A tensão entre a prefeita Flávia Moretti (PL) e o presidente da Câmara de Várzea Grande, vereador Wanderley Cerqueira (MDB) piorou na última sexta-feira (28) quando a gestora acusou o parlamentar de querer tirá-la do cargo no “tapetão” devido à Comissão Processante instalada que pode cassar o mandato dela. Ela ainda afirmou que o emedebista não tem postura para comandar a Casa de Leis.

De acordo com Flávia, a processante é um “movimento político” por parte da presidência da Câmara Municipal e não dos vereadores em si. “Não vou julgar quem denunciou, mas a forma que foi aberta a Comissão Processante é que eu questiono e por isso vinculo a um posicionamento político do presidente da Casa Legislativa. É para me tirar da onde estou. O presidente da Casa que fica mandando recado para a prefeita na tribuna. Isso não é postura do presidente da Câmara, me perdoe. Ele falta com a verdade várias vezes durante as sessões. É apenas para ganhar no tapetão a prefeitura de Várzea Grande”, disparou.

A tensão de Flávia e Wanderley completa exatos 11 meses neste 1º de dezembro.

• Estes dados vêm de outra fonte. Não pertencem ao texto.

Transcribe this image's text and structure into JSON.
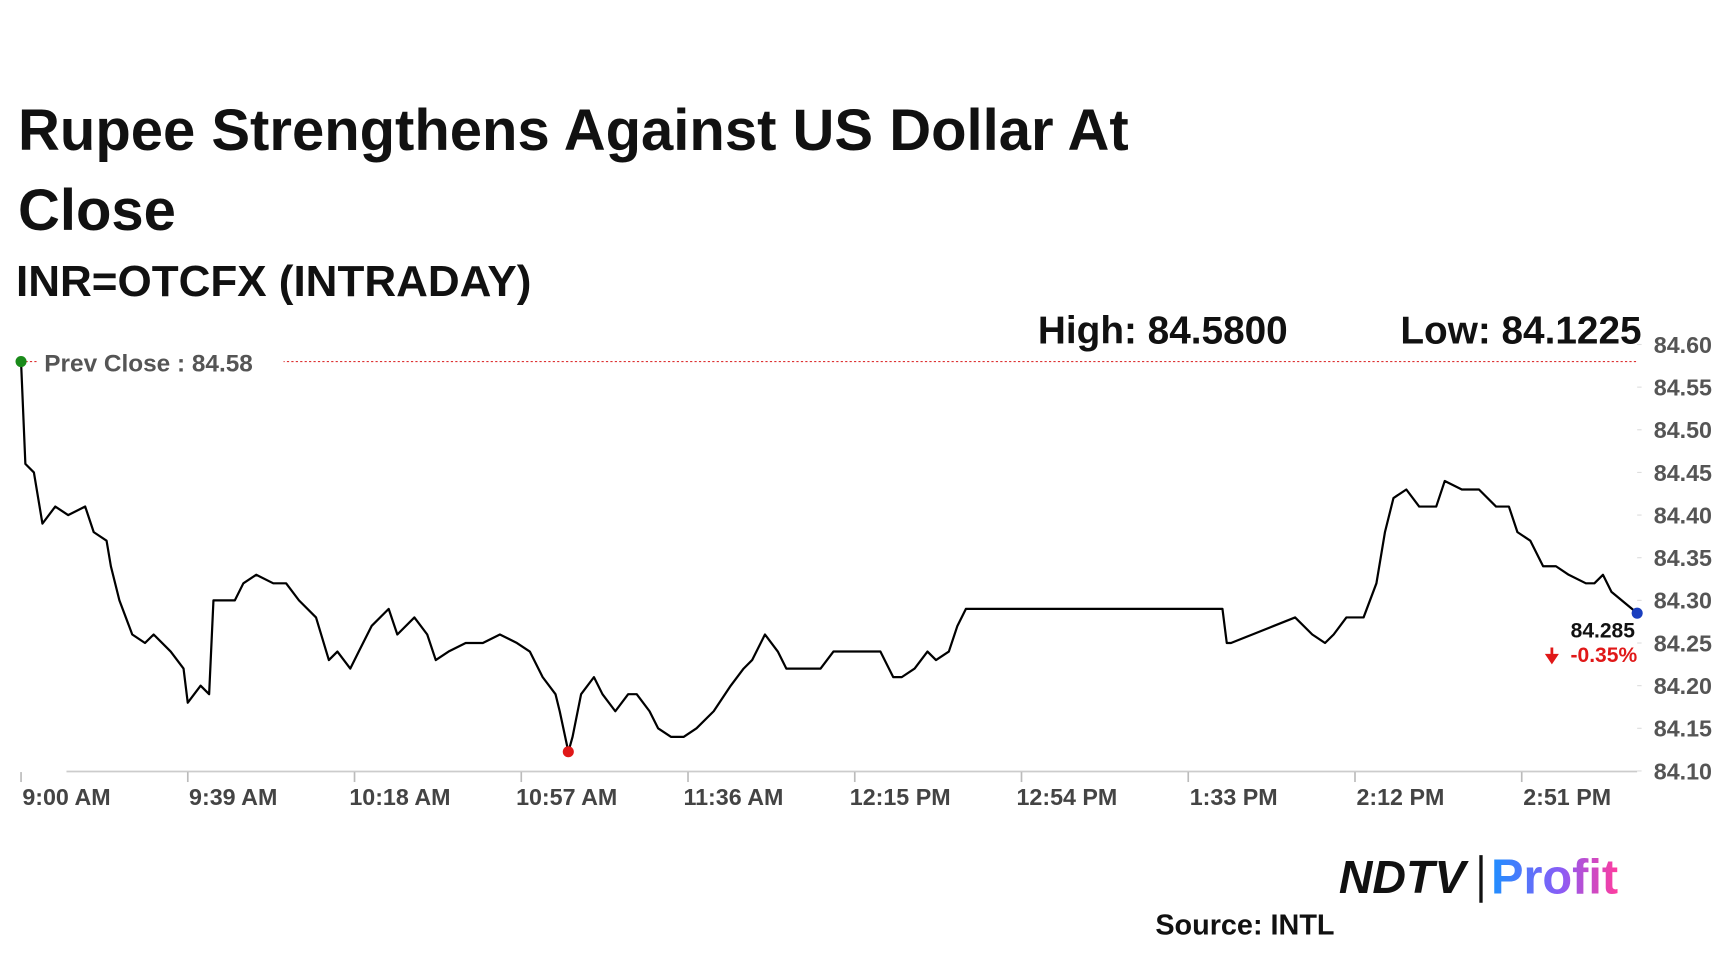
{
  "chart_data": {
    "type": "line",
    "title": "Rupee Strengthens Against US Dollar At Close",
    "subtitle": "INR=OTCFX (INTRADAY)",
    "high_label": "High: 84.5800",
    "low_label": "Low: 84.1225",
    "prev_close": {
      "label": "Prev Close : 84.58",
      "value": 84.58
    },
    "last_label": "84.285",
    "change_label": "-0.35%",
    "source": "Source: INTL",
    "logo": {
      "left": "NDTV",
      "right": "Profit"
    },
    "color": "#000000",
    "x": [
      540,
      541,
      543,
      545,
      548,
      551,
      555,
      557,
      560,
      561,
      563,
      566,
      569,
      571,
      575,
      578,
      579,
      582,
      584,
      585,
      587,
      590,
      592,
      595,
      599,
      602,
      605,
      609,
      612,
      614,
      617,
      619,
      622,
      626,
      628,
      632,
      635,
      637,
      640,
      644,
      648,
      652,
      656,
      659,
      662,
      665,
      666,
      668,
      669,
      671,
      674,
      676,
      679,
      682,
      684,
      687,
      689,
      692,
      695,
      698,
      702,
      706,
      709,
      711,
      714,
      717,
      719,
      723,
      727,
      730,
      733,
      737,
      741,
      744,
      746,
      749,
      752,
      754,
      757,
      759,
      761,
      763,
      821,
      822,
      823,
      828,
      833,
      838,
      842,
      845,
      847,
      850,
      854,
      857,
      859,
      861,
      864,
      867,
      871,
      873,
      877,
      881,
      885,
      888,
      890,
      893,
      896,
      899,
      902,
      906,
      908,
      910,
      912,
      918
    ],
    "values": [
      84.58,
      84.46,
      84.45,
      84.39,
      84.41,
      84.4,
      84.41,
      84.38,
      84.37,
      84.34,
      84.3,
      84.26,
      84.25,
      84.26,
      84.24,
      84.22,
      84.18,
      84.2,
      84.19,
      84.3,
      84.3,
      84.3,
      84.32,
      84.33,
      84.32,
      84.32,
      84.3,
      84.28,
      84.23,
      84.24,
      84.22,
      84.24,
      84.27,
      84.29,
      84.26,
      84.28,
      84.26,
      84.23,
      84.24,
      84.25,
      84.25,
      84.26,
      84.25,
      84.24,
      84.21,
      84.19,
      84.17,
      84.1225,
      84.14,
      84.19,
      84.21,
      84.19,
      84.17,
      84.19,
      84.19,
      84.17,
      84.15,
      84.14,
      84.14,
      84.15,
      84.17,
      84.2,
      84.22,
      84.23,
      84.26,
      84.24,
      84.22,
      84.22,
      84.22,
      84.24,
      84.24,
      84.24,
      84.24,
      84.21,
      84.21,
      84.22,
      84.24,
      84.23,
      84.24,
      84.27,
      84.29,
      84.29,
      84.29,
      84.25,
      84.25,
      84.26,
      84.27,
      84.28,
      84.26,
      84.25,
      84.26,
      84.28,
      84.28,
      84.32,
      84.38,
      84.42,
      84.43,
      84.41,
      84.41,
      84.44,
      84.43,
      84.43,
      84.41,
      84.41,
      84.38,
      84.37,
      84.34,
      84.34,
      84.33,
      84.32,
      84.32,
      84.33,
      84.31,
      84.285
    ],
    "xlim": [
      540,
      918
    ],
    "xticks": [
      {
        "value": 540,
        "label": "9:00 AM"
      },
      {
        "value": 579,
        "label": "9:39 AM"
      },
      {
        "value": 618,
        "label": "10:18 AM"
      },
      {
        "value": 657,
        "label": "10:57 AM"
      },
      {
        "value": 696,
        "label": "11:36 AM"
      },
      {
        "value": 735,
        "label": "12:15 PM"
      },
      {
        "value": 774,
        "label": "12:54 PM"
      },
      {
        "value": 813,
        "label": "1:33 PM"
      },
      {
        "value": 852,
        "label": "2:12 PM"
      },
      {
        "value": 891,
        "label": "2:51 PM"
      }
    ],
    "ylim": [
      84.1,
      84.6
    ],
    "yticks": [
      {
        "value": 84.1,
        "label": "84.10"
      },
      84.15,
      {
        "value": 84.2,
        "label": "84.20"
      },
      84.25,
      {
        "value": 84.3,
        "label": "84.30"
      },
      84.35,
      {
        "value": 84.4,
        "label": "84.40"
      },
      84.45,
      {
        "value": 84.5,
        "label": "84.50"
      },
      84.55,
      {
        "value": 84.6,
        "label": "84.60"
      }
    ]
  }
}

Isso porque, logo no dia 1º de janeiro deste ano, ao serem empossados como chefes do Executivo e Legislativo, respectivamente, a dupla trocou farpas. Cerqueira acusou Moretti de querer trocar a indicação dele ao comando do Parlamento e desde então a relação dos dois é estremecida.

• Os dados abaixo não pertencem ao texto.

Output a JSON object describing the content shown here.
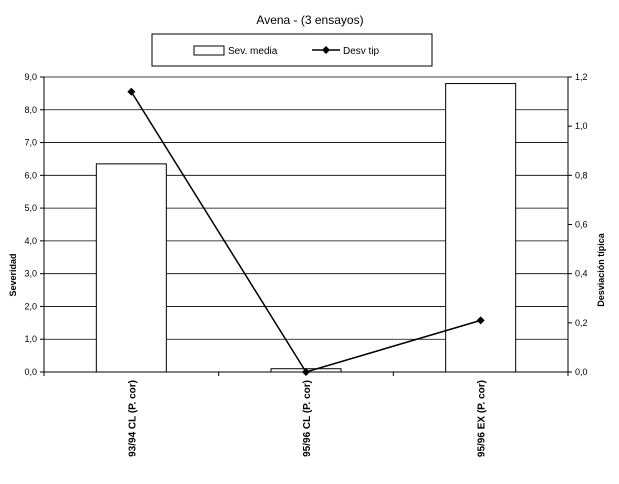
{
  "chart_data": {
    "type": "bar+line",
    "title": "Avena - (3 ensayos)",
    "categories": [
      "93/94 CL (P. cor)",
      "95/96 CL (P. cor)",
      "95/96 EX (P. cor)"
    ],
    "series": [
      {
        "name": "Sev. media",
        "type": "bar",
        "axis": "left",
        "values": [
          6.35,
          0.1,
          8.8
        ]
      },
      {
        "name": "Desv tip",
        "type": "line",
        "axis": "right",
        "values": [
          1.14,
          0.0,
          0.21
        ]
      }
    ],
    "ylabel": "Severidad",
    "y2label": "Desviación típica",
    "ylim": [
      0,
      9
    ],
    "y2lim": [
      0,
      1.2
    ],
    "yticks": [
      "0,0",
      "1,0",
      "2,0",
      "3,0",
      "4,0",
      "5,0",
      "6,0",
      "7,0",
      "8,0",
      "9,0"
    ],
    "y2ticks": [
      "0,0",
      "0,2",
      "0,4",
      "0,6",
      "0,8",
      "1,0",
      "1,2"
    ],
    "grid": true,
    "legend": "top"
  }
}
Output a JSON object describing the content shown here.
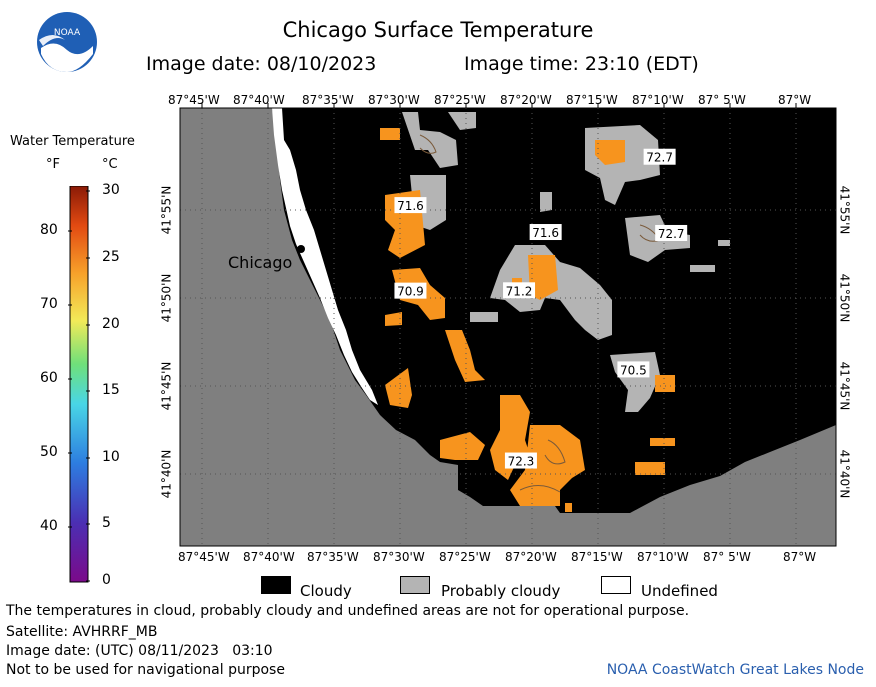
{
  "header": {
    "title": "Chicago Surface Temperature",
    "image_date": "Image date: 08/10/2023",
    "image_time": "Image time: 23:10 (EDT)"
  },
  "logo": {
    "text": "NOAA",
    "icon": "noaa-logo-icon"
  },
  "map": {
    "city_label": "Chicago",
    "lon_labels": [
      "87°45'W",
      "87°40'W",
      "87°35'W",
      "87°30'W",
      "87°25'W",
      "87°20'W",
      "87°15'W",
      "87°10'W",
      "87° 5'W",
      "87°W"
    ],
    "lat_labels": [
      "41°55'N",
      "41°50'N",
      "41°45'N",
      "41°40'N"
    ],
    "temp_labels": [
      {
        "value": "72.7",
        "lon": -87.1722,
        "lat": 41.9662
      },
      {
        "value": "71.6",
        "lon": -87.4868,
        "lat": 41.9204
      },
      {
        "value": "71.6",
        "lon": -87.3161,
        "lat": 41.8949
      },
      {
        "value": "72.7",
        "lon": -87.1576,
        "lat": 41.894
      },
      {
        "value": "70.9",
        "lon": -87.4868,
        "lat": 41.8394
      },
      {
        "value": "71.2",
        "lon": -87.3497,
        "lat": 41.8397
      },
      {
        "value": "70.5",
        "lon": -87.2053,
        "lat": 41.7648
      },
      {
        "value": "72.3",
        "lon": -87.3473,
        "lat": 41.6785
      }
    ],
    "colors": {
      "land": "#7f7f7f",
      "cloudy": "#000000",
      "probably_cloudy": "#b4b4b4",
      "warm_water": "#f7941e",
      "undefined": "#ffffff"
    }
  },
  "legend": {
    "title": "Water Temperature",
    "unit_f": "°F",
    "unit_c": "°C",
    "f_ticks": [
      "80",
      "70",
      "60",
      "50",
      "40"
    ],
    "c_ticks": [
      "30",
      "25",
      "20",
      "15",
      "10",
      "5",
      "0"
    ]
  },
  "key": {
    "cloudy": "Cloudy",
    "probably_cloudy": "Probably cloudy",
    "undefined": "Undefined"
  },
  "footer": {
    "disclaimer": "The temperatures in cloud, probably cloudy and undefined areas are not for operational purpose.",
    "satellite": "Satellite: AVHRRF_MB",
    "utc_date": "Image date: (UTC) 08/11/2023   03:10",
    "nav_warning": "Not to be used for navigational purpose",
    "credit": "NOAA CoastWatch Great Lakes Node"
  }
}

A abertura da comissão foi aprovada por 17 vereadores, número suficiente para dar início ao processo, com base em denúncia apresentada ao Legislativo pelo advogado e morador P.A.R.C., que aponta supostas irregularidades na gestão na compra de uniformes escolares. A processante será presidida pelo vereador Sardinha (MDB) e terá como relator Carlinhos Figueiredo (Republicanos), além de Enfermeiro Emerson (PP) como membro.

Por meio de nota, a Câmara de Várzea Grande se manifestou negando as acusações de Moretti e afirmando que o presidente não é o substituto imediato da prefeita caso ela seja cassada, mas sim o vice, Tião da Zaeli (PL). Além disso, ressaltou que sempre respeitou o devido processo legal em gestões anteriores, atuando dentro da lei e do interesse público.

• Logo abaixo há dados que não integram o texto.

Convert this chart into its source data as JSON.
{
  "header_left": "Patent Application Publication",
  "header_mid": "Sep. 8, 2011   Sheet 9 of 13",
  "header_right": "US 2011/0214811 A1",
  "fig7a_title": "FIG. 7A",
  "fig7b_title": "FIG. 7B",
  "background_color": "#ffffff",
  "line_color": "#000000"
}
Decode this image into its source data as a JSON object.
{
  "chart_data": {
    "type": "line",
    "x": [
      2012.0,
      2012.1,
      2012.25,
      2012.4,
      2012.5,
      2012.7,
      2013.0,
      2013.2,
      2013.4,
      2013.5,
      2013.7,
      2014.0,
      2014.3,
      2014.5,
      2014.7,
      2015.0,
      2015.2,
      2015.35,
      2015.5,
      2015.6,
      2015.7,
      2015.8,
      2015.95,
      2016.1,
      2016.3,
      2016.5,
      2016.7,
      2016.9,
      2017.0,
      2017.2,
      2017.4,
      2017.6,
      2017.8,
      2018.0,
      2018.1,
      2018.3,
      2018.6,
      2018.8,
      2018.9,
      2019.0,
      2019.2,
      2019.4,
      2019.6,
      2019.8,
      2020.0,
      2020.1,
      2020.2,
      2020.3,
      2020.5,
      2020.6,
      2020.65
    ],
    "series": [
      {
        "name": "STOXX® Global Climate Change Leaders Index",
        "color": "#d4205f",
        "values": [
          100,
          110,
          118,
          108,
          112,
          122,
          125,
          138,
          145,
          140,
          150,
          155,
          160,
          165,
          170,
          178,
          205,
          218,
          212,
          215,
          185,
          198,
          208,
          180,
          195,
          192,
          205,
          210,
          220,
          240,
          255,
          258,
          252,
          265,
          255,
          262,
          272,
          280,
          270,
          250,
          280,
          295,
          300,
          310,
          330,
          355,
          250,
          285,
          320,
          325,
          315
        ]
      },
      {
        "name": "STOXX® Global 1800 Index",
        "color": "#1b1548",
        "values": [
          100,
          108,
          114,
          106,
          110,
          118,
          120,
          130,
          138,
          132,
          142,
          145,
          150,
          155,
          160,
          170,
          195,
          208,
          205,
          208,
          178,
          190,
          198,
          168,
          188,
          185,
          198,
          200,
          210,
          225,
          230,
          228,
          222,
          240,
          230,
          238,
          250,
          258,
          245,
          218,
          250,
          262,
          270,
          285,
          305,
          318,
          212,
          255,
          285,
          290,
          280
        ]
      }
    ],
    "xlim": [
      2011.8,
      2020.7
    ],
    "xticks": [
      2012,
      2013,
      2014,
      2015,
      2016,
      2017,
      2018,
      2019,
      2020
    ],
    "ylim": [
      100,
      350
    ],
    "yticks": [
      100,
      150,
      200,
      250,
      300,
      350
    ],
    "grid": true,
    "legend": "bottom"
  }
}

“O presidente da Câmara não é substituto imediato do prefeito e não possui qualquer vantagem potencial em eventuais processos, que sempre tramitam com imparcialidade, assegurando ampla defesa e contraditório. O uso da Tribuna e de requerimentos é parte indissociável da atividade parlamentar e não pode ser cerceado”, destacou.

O Parlamento lembrou que nos últimos meses tem “demonstrado equilíbrio” ao rejeitar denúncia anterior contra a chefe do Executivo e, posteriormente, receber nova denúncia apresentada por meio da Ouvidoria, envolvendo suposta promoção pessoal em uniformes escolares. “Reafirma-se, portanto, o compromisso com a transparência, a imparcialidade e a harmonia entre os Poderes, sem perseguições, favorecimentos ou motivações pessoais”.